We need to recover an intelligent and unapologetic localism, the kind
of wisdom that sees the value of having local banks locally owned and
locally answerable to local people. (Now there’s an idea that might
have saved us some trouble.) We need to find again “the virtues of
diligence, alertness, sense of duty, reliability, and reasonableness.”
Modern economic activity, Roepke proposed, “can only thrive where
whoever says ‘tomorrow’ means tomorrow and not some undefined time in
the future.” He believed, in other words, in telling the truth. What a
strangely old-fashioned idea. I wonder if it will ever catch on.

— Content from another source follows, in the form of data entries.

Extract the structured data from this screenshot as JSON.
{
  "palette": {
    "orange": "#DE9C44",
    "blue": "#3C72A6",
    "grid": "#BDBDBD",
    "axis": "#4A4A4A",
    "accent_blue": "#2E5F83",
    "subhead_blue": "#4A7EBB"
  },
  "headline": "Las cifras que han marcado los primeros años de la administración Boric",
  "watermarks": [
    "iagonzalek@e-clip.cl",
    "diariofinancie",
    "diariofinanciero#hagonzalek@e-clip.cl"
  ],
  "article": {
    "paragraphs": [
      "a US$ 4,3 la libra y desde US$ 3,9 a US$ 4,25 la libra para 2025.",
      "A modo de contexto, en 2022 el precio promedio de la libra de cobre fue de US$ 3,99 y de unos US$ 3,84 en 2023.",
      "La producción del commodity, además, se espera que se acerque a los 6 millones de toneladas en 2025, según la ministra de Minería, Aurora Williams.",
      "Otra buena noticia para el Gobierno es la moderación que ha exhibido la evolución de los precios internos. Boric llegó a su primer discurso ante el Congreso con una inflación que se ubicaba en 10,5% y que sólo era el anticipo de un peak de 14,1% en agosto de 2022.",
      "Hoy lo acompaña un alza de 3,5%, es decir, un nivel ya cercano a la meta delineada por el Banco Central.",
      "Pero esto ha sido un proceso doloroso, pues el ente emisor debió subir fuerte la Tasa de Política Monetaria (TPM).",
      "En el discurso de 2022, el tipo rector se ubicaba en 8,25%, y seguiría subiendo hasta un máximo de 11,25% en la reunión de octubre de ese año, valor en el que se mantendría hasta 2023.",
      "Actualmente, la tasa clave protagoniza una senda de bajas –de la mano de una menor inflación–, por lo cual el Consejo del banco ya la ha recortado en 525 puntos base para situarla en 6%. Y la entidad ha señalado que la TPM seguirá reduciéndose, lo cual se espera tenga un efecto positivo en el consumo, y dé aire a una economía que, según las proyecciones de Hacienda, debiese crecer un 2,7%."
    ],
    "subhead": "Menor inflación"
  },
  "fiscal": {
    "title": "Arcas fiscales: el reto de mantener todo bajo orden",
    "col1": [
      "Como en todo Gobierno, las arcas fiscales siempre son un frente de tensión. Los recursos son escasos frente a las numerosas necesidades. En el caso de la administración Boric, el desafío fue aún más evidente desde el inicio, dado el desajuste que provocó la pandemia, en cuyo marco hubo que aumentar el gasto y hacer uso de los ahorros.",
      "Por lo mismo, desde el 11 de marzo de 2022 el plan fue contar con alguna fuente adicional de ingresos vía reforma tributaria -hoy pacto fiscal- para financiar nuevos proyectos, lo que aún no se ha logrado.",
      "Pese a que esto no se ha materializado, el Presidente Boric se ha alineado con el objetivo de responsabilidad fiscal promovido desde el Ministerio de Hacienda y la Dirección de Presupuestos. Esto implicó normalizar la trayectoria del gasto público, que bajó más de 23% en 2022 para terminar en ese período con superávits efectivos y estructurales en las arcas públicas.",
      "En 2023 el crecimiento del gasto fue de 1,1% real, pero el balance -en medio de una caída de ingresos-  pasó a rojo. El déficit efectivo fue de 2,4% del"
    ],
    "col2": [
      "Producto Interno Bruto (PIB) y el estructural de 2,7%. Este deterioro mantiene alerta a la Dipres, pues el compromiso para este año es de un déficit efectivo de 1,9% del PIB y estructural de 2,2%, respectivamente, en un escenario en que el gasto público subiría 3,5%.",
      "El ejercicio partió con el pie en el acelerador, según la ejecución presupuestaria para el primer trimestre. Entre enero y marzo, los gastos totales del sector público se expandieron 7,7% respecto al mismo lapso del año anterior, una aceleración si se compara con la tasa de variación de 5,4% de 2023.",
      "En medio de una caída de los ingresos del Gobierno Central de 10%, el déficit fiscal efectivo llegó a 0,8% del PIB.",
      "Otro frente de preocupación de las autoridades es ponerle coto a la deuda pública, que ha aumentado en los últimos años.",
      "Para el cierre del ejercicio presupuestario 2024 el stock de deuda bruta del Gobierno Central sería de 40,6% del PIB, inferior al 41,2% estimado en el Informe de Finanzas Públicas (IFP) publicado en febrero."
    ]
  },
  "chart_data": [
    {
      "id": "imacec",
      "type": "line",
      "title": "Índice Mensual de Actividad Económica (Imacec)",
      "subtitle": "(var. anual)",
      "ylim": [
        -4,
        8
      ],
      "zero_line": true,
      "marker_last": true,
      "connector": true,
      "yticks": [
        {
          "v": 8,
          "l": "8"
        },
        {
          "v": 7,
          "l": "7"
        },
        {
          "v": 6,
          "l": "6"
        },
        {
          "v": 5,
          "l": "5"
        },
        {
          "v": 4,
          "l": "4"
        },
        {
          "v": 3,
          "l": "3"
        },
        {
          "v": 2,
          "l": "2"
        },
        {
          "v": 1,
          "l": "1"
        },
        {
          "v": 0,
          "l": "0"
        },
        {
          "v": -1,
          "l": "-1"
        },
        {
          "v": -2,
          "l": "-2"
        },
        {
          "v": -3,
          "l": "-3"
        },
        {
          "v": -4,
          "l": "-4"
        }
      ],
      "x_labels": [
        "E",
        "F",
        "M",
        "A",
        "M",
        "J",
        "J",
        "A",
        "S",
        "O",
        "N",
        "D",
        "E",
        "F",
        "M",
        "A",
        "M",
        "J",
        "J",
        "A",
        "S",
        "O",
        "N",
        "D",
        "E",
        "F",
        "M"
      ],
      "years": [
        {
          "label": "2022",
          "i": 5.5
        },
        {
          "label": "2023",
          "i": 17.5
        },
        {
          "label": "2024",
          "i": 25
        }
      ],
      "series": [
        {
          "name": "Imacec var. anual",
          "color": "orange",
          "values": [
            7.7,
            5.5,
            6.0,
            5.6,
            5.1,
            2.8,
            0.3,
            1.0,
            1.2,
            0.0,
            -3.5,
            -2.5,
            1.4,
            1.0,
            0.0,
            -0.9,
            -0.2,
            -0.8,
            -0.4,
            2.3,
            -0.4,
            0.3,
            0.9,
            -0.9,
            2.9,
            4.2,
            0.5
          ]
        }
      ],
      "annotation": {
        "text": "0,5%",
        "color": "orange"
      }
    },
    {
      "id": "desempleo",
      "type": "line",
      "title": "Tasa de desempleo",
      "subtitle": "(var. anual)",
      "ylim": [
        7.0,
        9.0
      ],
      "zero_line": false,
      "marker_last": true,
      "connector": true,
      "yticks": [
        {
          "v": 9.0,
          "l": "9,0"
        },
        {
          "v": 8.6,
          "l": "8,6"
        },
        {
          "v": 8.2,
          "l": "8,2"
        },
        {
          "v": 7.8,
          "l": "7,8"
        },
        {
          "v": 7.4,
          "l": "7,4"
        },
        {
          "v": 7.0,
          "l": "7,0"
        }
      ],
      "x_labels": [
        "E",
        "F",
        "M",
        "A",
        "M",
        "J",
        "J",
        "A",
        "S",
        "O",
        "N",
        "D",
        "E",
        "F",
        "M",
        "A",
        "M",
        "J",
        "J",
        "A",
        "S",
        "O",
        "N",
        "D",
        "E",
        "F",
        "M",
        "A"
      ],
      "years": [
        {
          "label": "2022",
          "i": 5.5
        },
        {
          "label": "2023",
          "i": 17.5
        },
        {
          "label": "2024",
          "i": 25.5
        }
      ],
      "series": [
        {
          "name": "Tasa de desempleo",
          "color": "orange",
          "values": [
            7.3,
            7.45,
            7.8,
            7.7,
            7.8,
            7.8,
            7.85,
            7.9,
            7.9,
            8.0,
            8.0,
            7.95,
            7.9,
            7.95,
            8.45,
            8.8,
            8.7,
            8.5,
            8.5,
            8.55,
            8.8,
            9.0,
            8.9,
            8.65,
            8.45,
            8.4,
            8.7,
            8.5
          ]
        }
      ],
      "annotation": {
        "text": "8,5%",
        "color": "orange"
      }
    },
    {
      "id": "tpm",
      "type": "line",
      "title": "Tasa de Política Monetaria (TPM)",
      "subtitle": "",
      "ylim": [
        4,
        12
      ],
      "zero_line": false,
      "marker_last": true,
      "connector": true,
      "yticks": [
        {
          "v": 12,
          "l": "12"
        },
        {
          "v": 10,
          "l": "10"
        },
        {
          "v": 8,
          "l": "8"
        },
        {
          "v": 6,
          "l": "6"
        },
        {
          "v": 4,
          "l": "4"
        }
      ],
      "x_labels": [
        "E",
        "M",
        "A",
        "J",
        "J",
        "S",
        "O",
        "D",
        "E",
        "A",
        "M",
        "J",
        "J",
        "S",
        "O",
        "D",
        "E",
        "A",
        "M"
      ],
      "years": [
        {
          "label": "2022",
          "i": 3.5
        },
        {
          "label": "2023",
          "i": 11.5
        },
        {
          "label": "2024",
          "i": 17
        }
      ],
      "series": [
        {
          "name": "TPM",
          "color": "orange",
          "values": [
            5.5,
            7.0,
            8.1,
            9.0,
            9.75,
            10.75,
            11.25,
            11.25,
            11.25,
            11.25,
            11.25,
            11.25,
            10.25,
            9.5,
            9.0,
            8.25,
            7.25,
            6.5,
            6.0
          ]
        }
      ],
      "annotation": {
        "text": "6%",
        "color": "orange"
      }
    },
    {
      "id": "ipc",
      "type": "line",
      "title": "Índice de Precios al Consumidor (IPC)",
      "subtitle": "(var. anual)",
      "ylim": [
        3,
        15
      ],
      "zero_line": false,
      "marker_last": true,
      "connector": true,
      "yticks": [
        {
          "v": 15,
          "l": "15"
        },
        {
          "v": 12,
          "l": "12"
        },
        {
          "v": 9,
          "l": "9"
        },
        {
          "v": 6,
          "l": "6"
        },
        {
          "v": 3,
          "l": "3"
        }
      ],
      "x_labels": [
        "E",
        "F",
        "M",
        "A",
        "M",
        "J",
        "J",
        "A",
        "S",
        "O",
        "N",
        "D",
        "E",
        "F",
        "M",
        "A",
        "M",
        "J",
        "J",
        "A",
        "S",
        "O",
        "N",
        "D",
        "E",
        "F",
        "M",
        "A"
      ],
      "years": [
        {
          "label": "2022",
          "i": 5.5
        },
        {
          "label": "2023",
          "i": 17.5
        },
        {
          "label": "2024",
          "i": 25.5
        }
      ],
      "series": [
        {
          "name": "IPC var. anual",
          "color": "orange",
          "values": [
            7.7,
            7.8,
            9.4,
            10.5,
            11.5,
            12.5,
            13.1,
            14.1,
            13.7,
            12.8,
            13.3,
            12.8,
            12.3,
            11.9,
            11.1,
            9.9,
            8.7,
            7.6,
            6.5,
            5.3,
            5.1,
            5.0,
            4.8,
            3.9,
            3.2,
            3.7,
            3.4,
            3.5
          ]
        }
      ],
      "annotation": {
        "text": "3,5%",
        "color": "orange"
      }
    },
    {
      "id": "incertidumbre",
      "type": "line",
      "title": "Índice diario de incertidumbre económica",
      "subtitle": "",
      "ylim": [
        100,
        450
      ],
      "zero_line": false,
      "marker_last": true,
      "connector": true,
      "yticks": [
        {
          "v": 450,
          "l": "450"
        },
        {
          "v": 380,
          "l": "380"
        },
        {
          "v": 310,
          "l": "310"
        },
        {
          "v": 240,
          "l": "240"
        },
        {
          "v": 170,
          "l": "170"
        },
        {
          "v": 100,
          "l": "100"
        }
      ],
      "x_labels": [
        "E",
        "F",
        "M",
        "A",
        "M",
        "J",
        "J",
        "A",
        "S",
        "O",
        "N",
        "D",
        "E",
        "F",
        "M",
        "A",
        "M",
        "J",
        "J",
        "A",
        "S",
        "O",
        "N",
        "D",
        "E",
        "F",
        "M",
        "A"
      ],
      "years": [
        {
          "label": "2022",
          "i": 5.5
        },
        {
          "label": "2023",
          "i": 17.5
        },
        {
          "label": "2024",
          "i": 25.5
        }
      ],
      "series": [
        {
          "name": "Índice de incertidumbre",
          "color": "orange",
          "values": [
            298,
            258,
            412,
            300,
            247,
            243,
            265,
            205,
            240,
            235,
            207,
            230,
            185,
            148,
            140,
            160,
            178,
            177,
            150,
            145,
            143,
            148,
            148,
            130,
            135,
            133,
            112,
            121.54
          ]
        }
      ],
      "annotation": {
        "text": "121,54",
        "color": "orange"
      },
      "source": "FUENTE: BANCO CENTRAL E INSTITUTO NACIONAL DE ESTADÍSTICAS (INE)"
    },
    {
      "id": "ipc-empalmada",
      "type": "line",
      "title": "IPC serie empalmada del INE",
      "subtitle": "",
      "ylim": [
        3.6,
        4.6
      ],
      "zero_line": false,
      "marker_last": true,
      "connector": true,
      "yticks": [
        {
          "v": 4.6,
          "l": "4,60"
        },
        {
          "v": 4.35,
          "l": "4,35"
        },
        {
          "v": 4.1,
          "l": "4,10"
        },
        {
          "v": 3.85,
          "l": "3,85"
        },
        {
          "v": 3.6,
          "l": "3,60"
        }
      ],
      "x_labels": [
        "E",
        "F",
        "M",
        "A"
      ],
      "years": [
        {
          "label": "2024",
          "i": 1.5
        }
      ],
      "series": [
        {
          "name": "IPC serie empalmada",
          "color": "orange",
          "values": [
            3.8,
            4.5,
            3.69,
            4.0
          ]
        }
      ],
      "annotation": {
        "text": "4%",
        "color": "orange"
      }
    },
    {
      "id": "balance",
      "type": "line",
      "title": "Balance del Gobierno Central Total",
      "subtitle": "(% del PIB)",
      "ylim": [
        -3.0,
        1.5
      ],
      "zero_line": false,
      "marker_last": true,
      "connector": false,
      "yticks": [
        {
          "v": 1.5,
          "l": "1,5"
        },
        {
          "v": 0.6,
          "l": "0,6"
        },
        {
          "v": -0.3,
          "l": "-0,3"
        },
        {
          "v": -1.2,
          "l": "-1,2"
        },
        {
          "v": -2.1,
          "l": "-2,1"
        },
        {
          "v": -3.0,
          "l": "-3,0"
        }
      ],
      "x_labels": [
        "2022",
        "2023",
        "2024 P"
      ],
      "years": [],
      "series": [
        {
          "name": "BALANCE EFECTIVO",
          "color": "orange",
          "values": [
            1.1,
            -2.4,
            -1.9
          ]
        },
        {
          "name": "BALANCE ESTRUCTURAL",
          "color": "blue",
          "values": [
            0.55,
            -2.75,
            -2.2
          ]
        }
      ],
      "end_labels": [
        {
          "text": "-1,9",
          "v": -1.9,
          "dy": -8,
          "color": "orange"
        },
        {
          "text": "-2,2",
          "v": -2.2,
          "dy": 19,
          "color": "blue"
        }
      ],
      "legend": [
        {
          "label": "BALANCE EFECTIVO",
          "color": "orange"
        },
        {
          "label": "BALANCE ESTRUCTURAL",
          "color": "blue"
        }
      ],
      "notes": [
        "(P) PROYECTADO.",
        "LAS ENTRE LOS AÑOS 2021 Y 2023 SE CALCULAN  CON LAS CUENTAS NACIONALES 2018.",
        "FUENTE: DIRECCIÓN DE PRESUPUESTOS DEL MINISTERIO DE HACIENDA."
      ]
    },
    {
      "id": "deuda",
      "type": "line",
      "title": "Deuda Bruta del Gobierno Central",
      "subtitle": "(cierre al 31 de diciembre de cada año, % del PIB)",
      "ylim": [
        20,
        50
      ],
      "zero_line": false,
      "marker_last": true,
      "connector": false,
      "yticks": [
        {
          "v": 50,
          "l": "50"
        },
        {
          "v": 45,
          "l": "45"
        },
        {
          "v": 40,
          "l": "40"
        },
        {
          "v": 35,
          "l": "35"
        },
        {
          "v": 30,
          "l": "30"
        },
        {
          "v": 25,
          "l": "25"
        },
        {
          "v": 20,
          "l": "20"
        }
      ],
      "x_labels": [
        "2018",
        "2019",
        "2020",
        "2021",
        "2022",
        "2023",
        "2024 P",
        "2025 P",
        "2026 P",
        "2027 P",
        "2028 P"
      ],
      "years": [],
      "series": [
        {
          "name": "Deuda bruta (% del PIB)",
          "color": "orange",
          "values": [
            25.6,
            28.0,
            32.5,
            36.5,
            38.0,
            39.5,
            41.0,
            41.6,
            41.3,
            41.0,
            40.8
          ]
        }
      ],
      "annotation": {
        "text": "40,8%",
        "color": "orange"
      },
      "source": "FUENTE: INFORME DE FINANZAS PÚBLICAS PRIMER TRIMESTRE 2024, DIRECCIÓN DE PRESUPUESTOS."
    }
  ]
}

For that, surely, is the real “credit crisis,” the crisis in
credibility that has shaken our world to its core. Truth from our
political masters, from our bankers, from our brokers: have you heard
much of it lately? Instead, we have had only lies—that too much
borrowing requires even more borrowing; that some banks are too big to
fail; that we have a moral duty to subsidize the feckless; that a
bigger state means a better life. Any society that lies to itself so
systematically and so seductively is doomed to fail. That failure, dear
reader, is all around you.
The good news is that it could be worse. The bad news is that it will
be worse. Of all the mischiefs that arise from financial prodigality,
Gladstone wrote over a century ago, none is more dangerous than the
fact that “they creep onwards with a noiseless and a stealthy step…
they commonly remain unseen and unfelt until they have reached a
magnitude absolutely overwhelming.” There is our story in a nutshell.
And how do we propose to resolve our current mischief? With even more
financial prodigality, with one last bender to bring us to our senses.
Sound money? I like the sound of that, says our clownish commander in
chief. Let’s print lots and lots of it.
Gladstone died the year before Roepke was born. A way of life died a
few years later. Roepke’s world collapsed in August 1914. Our world
collapsed in September 2008. Both, we can now see, were doomed long
before they fell. Out of the ruins what shall we build? Another Tower
of Babel, another building too big to fail? Perhaps, if we are wise, we
might try smallness for a change. Happiness happens that way.
__________________________________________
Dermot
Quinn is professor of history at Seton Hall University and a fellow of
the James Madison Program at Princeton University.